I have never made this bread before, so I thought I would give it a try. I modified the original recipe a bit, as I have described below. Another TFLer found the recipe, and I used that, with some modifications. The original recipe link shows how to build the 100% rye starter from scratch, but I used my existing starter and saved that step.

I really liked the dough once it came together.  For a tartine dough, it didn’t seem to have enough hydration, so I added a bit more water than the recipe called for.  After that, and the addition of the salt and the olive oil, I just loved the dough. It had a wonderful silky feel.

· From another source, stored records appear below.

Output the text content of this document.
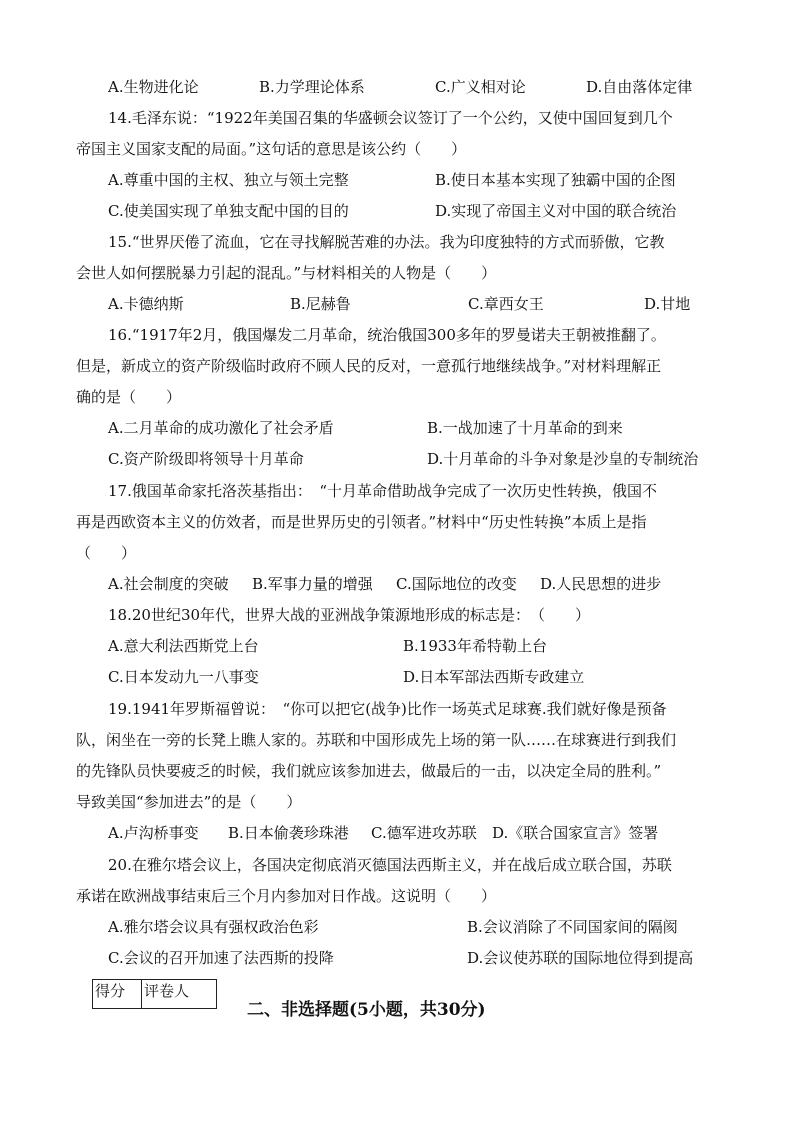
A.生物进化论	B.力学理论体系	C.广义相对论	D.自由落体定律
14.毛泽东说：“1922年美国召集的华盛顿会议签订了一个公约，又使中国回复到几个
帝国主义国家支配的局面。”这句话的意思是该公约（　　）
A.尊重中国的主权、独立与领土完整	B.使日本基本实现了独霸中国的企图
C.使美国实现了单独支配中国的目的	D.实现了帝国主义对中国的联合统治
15.“世界厌倦了流血，它在寻找解脱苦难的办法。我为印度独特的方式而骄傲，它教
会世人如何摆脱暴力引起的混乱。”与材料相关的人物是（　　）
A.卡德纳斯	B.尼赫鲁	C.章西女王	D.甘地
16.“1917年2月，俄国爆发二月革命，统治俄国300多年的罗曼诺夫王朝被推翻了。
但是，新成立的资产阶级临时政府不顾人民的反对，一意孤行地继续战争。”对材料理解正
确的是（　　）
A.二月革命的成功激化了社会矛盾	B.一战加速了十月革命的到来
C.资产阶级即将领导十月革命	D.十月革命的斗争对象是沙皇的专制统治
17.俄国革命家托洛茨基指出：　“十月革命借助战争完成了一次历史性转换，俄国不
再是西欧资本主义的仿效者，而是世界历史的引领者。”材料中“历史性转换”本质上是指
（　　）
A.社会制度的突破 B.军事力量的增强 C.国际地位的改变 D.人民思想的进步
18.20世纪30年代，世界大战的亚洲战争策源地形成的标志是：　（　　）
A.意大利法西斯党上台	B.1933年希特勒上台
C.日本发动九一八事变	D.日本军部法西斯专政建立
19.1941年罗斯福曾说：　“你可以把它(战争)比作一场英式足球赛.我们就好像是预备
队，闲坐在一旁的长凳上瞧人家的。苏联和中国形成先上场的第一队……在球赛进行到我们
的先锋队员快要疲乏的时候，我们就应该参加进去，做最后的一击，以决定全局的胜利。”
导致美国“参加进去”的是（　　）
A.卢沟桥事变 B.日本偷袭珍珠港 C.德军进攻苏联 D.《联合国家宣言》签署
20.在雅尔塔会议上，各国决定彻底消灭德国法西斯主义，并在战后成立联合国，苏联
承诺在欧洲战事结束后三个月内参加对日作战。这说明（　　）
A.雅尔塔会议具有强权政治色彩	B.会议消除了不同国家间的隔阂
C.会议的召开加速了法西斯的投降	D.会议使苏联的国际地位得到提高
得分	评卷人
二、非选择题(5小题，共30分)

Just had some with butter, and it was really tasty.  Very moist, nice crumb. My husband made a corn beef sandwich and really enjoyed it.

I baked it in my LaCloche and had a slight bit of sticking as the dough rose above the lip of the banneton and didn’t want to come out when I turned it upside down.  I was afraid of this and had even added more brown rice flour to the banneton before I popped the dough in!  It landed on the side of the LaCloche tray, but I was able to shake it back to a better position.  As a result, the shape wasn’t a perfect boule, but worse things can happen. I guess I have learned with enough of these mistakes to make the best of it.

Semolina Tartine

Here is the website that has the original recipe: http://tartine-bread.blogspot.co.uk/2013/02/9-days.html?m=1

Levain

50g 100% hydration, 100% rye starter

100g organic dark rye flour

100g cold, filtered water

I started this and left it on the counter overnight at room temperature.  I had mixed the rye with my AP/WW/rye starter mix, so it wasn’t 100% rye starter as the recipe called for.  However, it responded beautifully and really popped overnight.  You have got to love a rye starter. It was a bit crazy, but it made about exactly the 250 grams required for the recipe.

Final Dough

250g mature whole rye starter 100% hydration 

200g semolina 

300g bread flour

300g water 

12g salt

30g extra virgin olive oil 

Method

Combine all ingredients minus the salt and olive oil.

Autolyse for about one hour.

Add salt plus olive oil and incorporate. At this point, I really gave it a knead in the bowl to incorporate the ingredients as another blogger mentioned she did not do this and didn’t feel she got the proper gluten development and suggested a bit of a knead at this point rather than a turn or stretch and fold.

For first two hours do stretch and fold every half hour.  (I had some schedule issues and let it sit out a lot longer and did stretch and folds over a longer period of time, perhaps even four hours before I put it in the fridge for the bulk fermentation. I really liked how the bread responded and actually seemed to become more like the Tartine dough I have worked with before.

For last two hours of bulk fermentation finish off in the fridge. 

Take out of fridge, do first shaping and let rest for 15 minutes. 

Then do final shaping, pop into your banneton and final proof in the fridge overnight.  (It really came up by morning; I was impressed. It does not need much counter time to pop up, so don’t leave it out of the fridge very long before baking).

Bake:  I baked my loaf in the LaCloche covered baker, preheating the lid and bottom at 500F and baking for 30 minutes with the cover on and then 15 minutes with it off, lowering the temperature to 435F convention.  You can also bake with normal steam, 450F or 235C for 40 45 mins, turn the loaves half way through the bake.